Ohio Department of Taxation Issues Guidance Related to Nonresident Taxpayers’ Gain From the Sale of a Closely-Held Business
Summary
On October 7, 2016, the Ohio Department of Taxation issued a personal income tax information release that provides guidance relating to an equity investor’s apportionment of gain from the sale of a closely-held business. This guidance was issued as a result of the Supreme Court of Ohio’s holding in Corrigan v. Testa, Slip Opinion No. 2016-Ohio-2805 (May 4, 2016).
Details
In the Corrigan case, the Supreme Court of Ohio held that Ohio Rev. Code § 5747.212, as applied to the taxpayer, was unconstitutional under the Due Process Clause of the Fourteenth Amendment of the U.S. Constitution. Ohio Rev. Code § 5747.212 provides special rules for apportioning the gain from the sale of a taxpayer’s ownership in a closely-held business.
As a result of the decision in Corrigan, the Department issued Information Release IT 2016-01 on October 7, 2016, to provide the following:
- The Court’s analysis and holding are confined solely to Ohio Rev. Code
§ 5747.212 and are not expanded to any other Ohio statute; - The Court found that Ohio Rev. Code § 5747.212 was unconstitutional as applied to the taxpayer, but the Court did not find the statute unconstitutional on its face, thus, it was found to be unconstitutional only in this specific situation; and
- The Court found that an ownership interest in a business is an intangible asset.
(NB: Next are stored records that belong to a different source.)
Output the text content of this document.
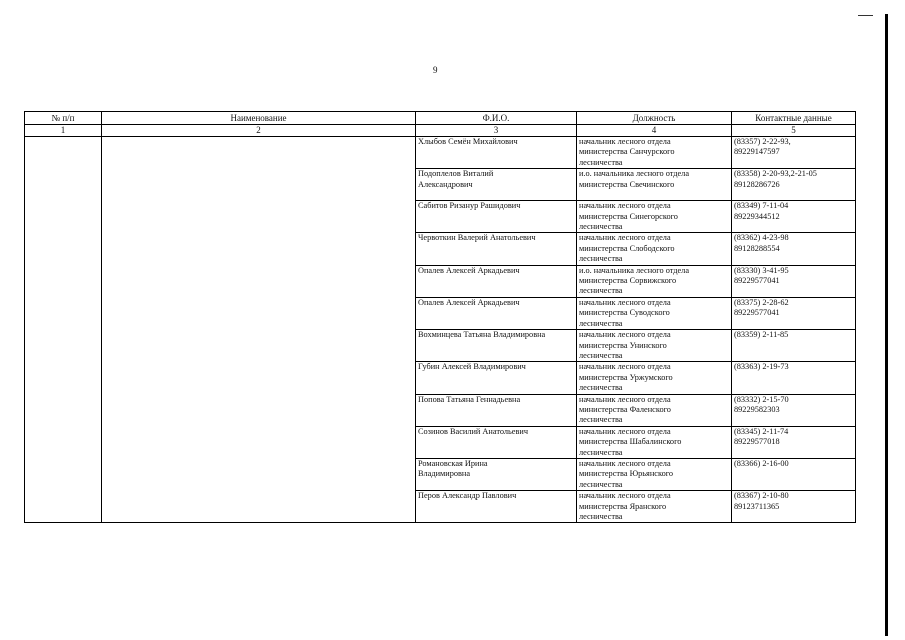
9
№ п/п	Наименование	Ф.И.О.	Должность	Контактные данные
1	2	3	4	5

		Хлыбов Семён Михайлович	начальник лесного отдела
министерства Санчурского
лесничества	(83357) 2-22-93,
89229147597

		Подоплелов Виталий
Александрович	и.о. начальника лесного отдела
министерства Свечинского	(83358) 2-20-93,2-21-05
89128286726

		Сабитов Ризанур Рашидович	начальник лесного отдела
министерства Синегорского
лесничества	(83349) 7-11-04
89229344512

		Червоткин Валерий Анатольевич	начальник лесного отдела
министерства Слободского
лесничества	(83362) 4-23-98
89128288554

		Опалев Алексей Аркадьевич	и.о. начальника лесного отдела
министерства Сорвижского
лесничества	(83330) 3-41-95
89229577041

		Опалев Алексей Аркадьевич	начальник лесного отдела
министерства Суводского
лесничества	(83375) 2-28-62
89229577041

		Вохминцева Татьяна Владимировна	начальник лесного отдела
министерства Унинского
лесничества	(83359) 2-11-85

		Губин Алексей Владимирович	начальник лесного отдела
министерства Уржумского
лесничества	(83363) 2-19-73

		Попова Татьяна Геннадьевна	начальник лесного отдела
министерства Фаленского
лесничества	(83332) 2-15-70
89229582303

		Созинов Василий Анатольевич	начальник лесного отдела
министерства Шабалинского
лесничества	(83345) 2-11-74
89229577018

		Романовская Ирина
Владимировна	начальник лесного отдела
министерства Юрьянского
лесничества	(83366) 2-16-00

		Перов Александр Павлович	начальник лесного отдела
министерства Яранского
лесничества	(83367) 2-10-80
89123711365
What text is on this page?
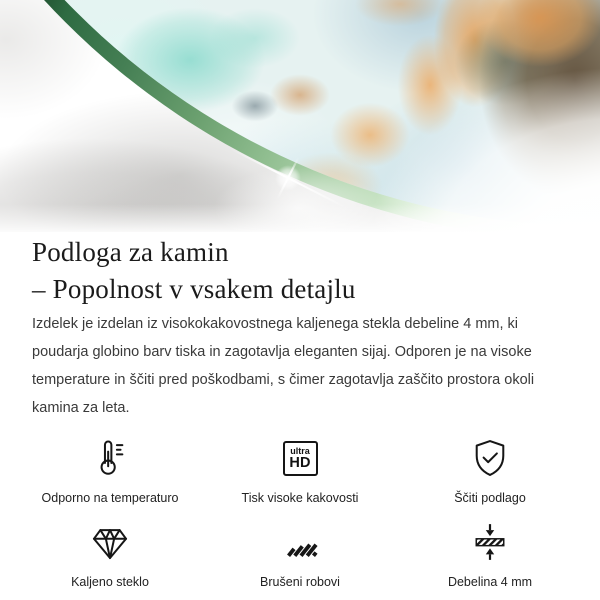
Podloga za kamin
– Popolnost v vsakem detajlu

Izdelek je izdelan iz visokokakovostnega kaljenega stekla debeline 4 mm, ki poudarja globino barv tiska in zagotavlja eleganten sijaj. Odporen je na visoke temperature in ščiti pred poškodbami, s čimer zagotavlja zaščito prostora okoli kamina za leta.

Odporno na temperaturo
ultra
HD
Tisk visoke kakovosti	Ščiti podlago
Kaljeno steklo	Brušeni robovi	Debelina 4 mm
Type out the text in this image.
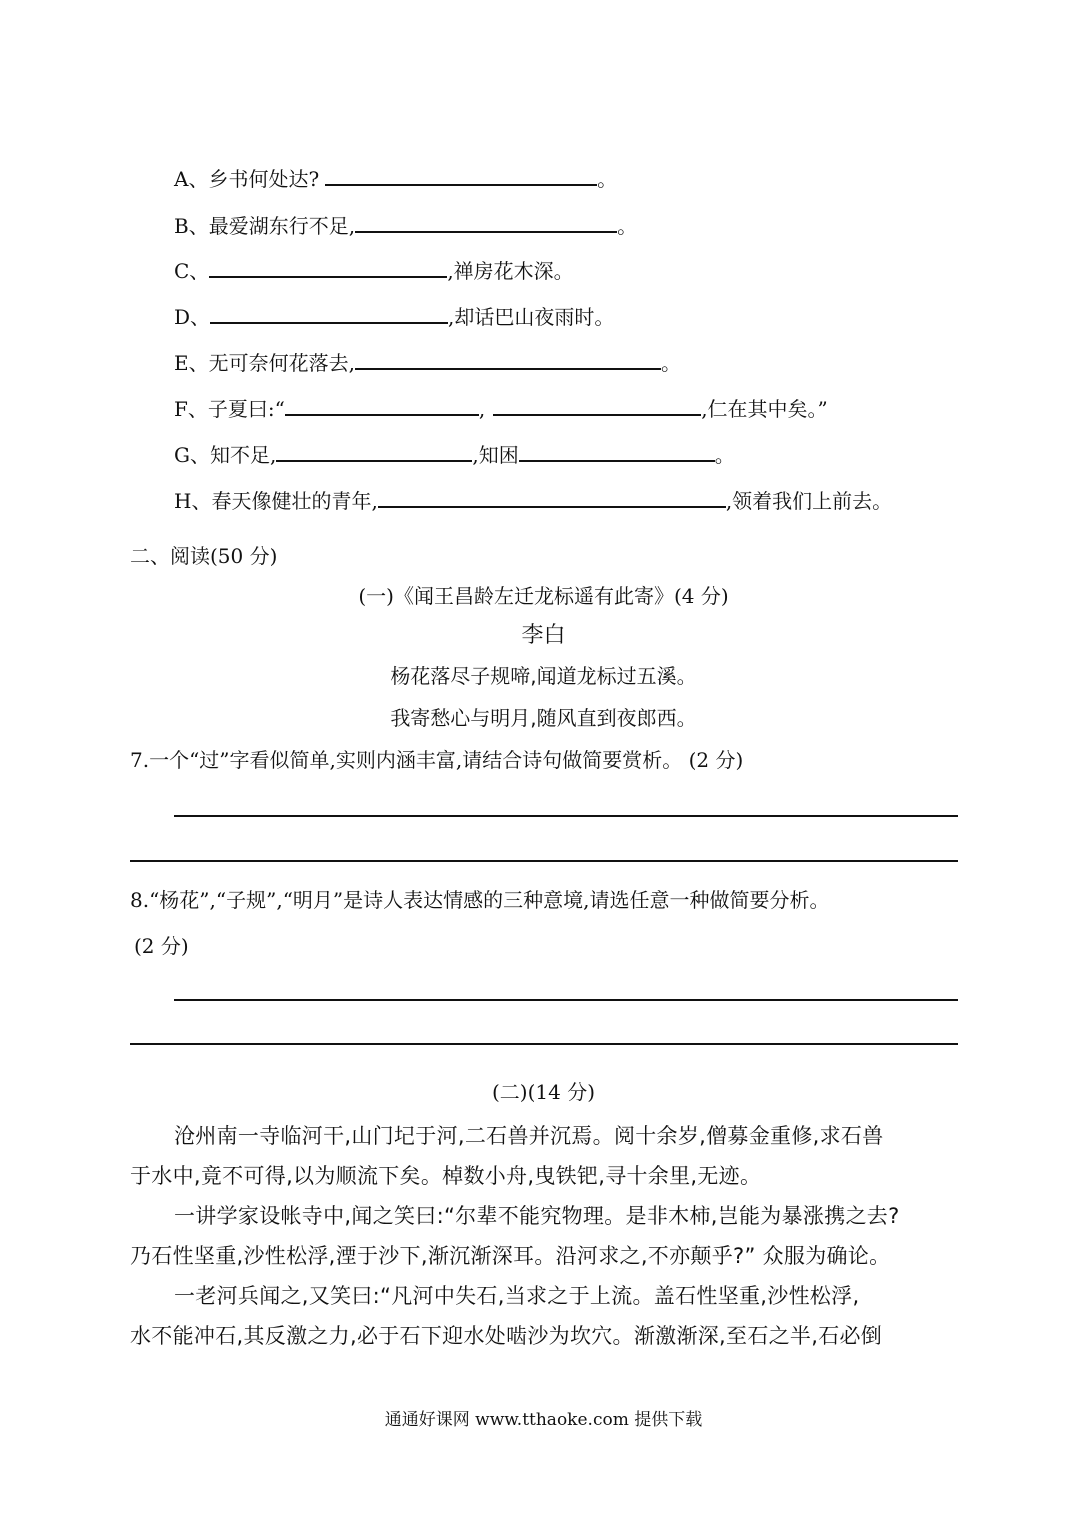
A、乡书何处达?	。
B、最爱湖东行不足,	。
C、	,禅房花木深。
D、	,却话巴山夜雨时。
E、无可奈何花落去,	。
F、子夏曰:“	,	,仁在其中矣。”
G、知不足,	,知困	。
H、春天像健壮的青年,	,领着我们上前去。
二、阅读(50 分)
(一)《闻王昌龄左迁龙标遥有此寄》(4 分)
李白
杨花落尽子规啼,闻道龙标过五溪。
我寄愁心与明月,随风直到夜郎西。
7.一个“过”字看似简单,实则内涵丰富,请结合诗句做简要赏析。 (2 分)
8.“杨花”,“子规”,“明月”是诗人表达情感的三种意境,请选任意一种做简要分析。
(2 分)
(二)(14 分)
沧州南一寺临河干,山门圮于河,二石兽并沉焉。阅十余岁,僧募金重修,求石兽
于水中,竟不可得,以为顺流下矣。棹数小舟,曳铁钯,寻十余里,无迹。
一讲学家设帐寺中,闻之笑曰:“尔辈不能究物理。是非木柿,岂能为暴涨携之去?
乃石性坚重,沙性松浮,湮于沙下,渐沉渐深耳。沿河求之,不亦颠乎?” 众服为确论。
一老河兵闻之,又笑曰:“凡河中失石,当求之于上流。盖石性坚重,沙性松浮,
水不能冲石,其反激之力,必于石下迎水处啮沙为坎穴。渐激渐深,至石之半,石必倒
通通好课网 www.tthaoke.com 提供下载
The Court followed the general rule of law that a capital gain derived from the sale of an intangible asset is allocable as nonbusiness income to a nonresident taxpayer’s state of domicile because neither the taxpayer nor the sale of the asset has a taxable link (or unitary relationship) to Ohio.
The Department also provided guidance for a nonresident taxpayer who was assessed or paid tax on an amount calculated under Ohio Rev. Code § 5747.212.
- If the taxpayer already filed a refund application or petitioned for review of an assessment relating to the applicability of Ohio Rev. Code § 5747.212, no further action is needed at this time and these cases will be reviewed. However, if the taxpayer has additional information that further supports the taxpayer’s position as a result of the Corrigan decision, the additional information can be sent to taxpayer’s point of contact at the Department.
- If a nonresident taxpayer believes that he or she is entitled to a refund of amounts previously paid based on the decision in Corrigan, the taxpayer may file amended tax returns that include:
- A “Reasons and Explanation of Corrections” page for each amended return that cites Corrigan v. Testa, Slip Opinion No. 2016-Ohio-2805 as the basis for the amended return; and
- For each return, a detailed statement specifying the factual and legal reasons why the Corrigan decision is applicable to the taxpayer.
Insights
- A nonresident taxpayer that realized a gain from the sale of an interest in a pass-through entity should consider whether a refund opportunity may be available based upon the decision in Corrigan as applied to the taxpayer’s specific situation. The amended return or refund claim must follow the requirements of Information Release IT 2016-01 and must be for payments of income tax made within four years of the date the refund is requested. In addition, the payments and tax years for which the taxpayer is requesting a refund must not have been the subject of a Settlement Agreement with the Department.
- If the taxpayer recognizes a capital gain and treats it as nonbusiness income because Ohio Rev. Code § 5747.212 is not applicable, the gain is not eligible for Ohio’s Small Business Deduction for tax years 2013 and 2014 or Ohio’s Business Income Deduction for tax years 2015 and forward. A nonresident taxpayer should consider whether this impacts the potential refund opportunity available.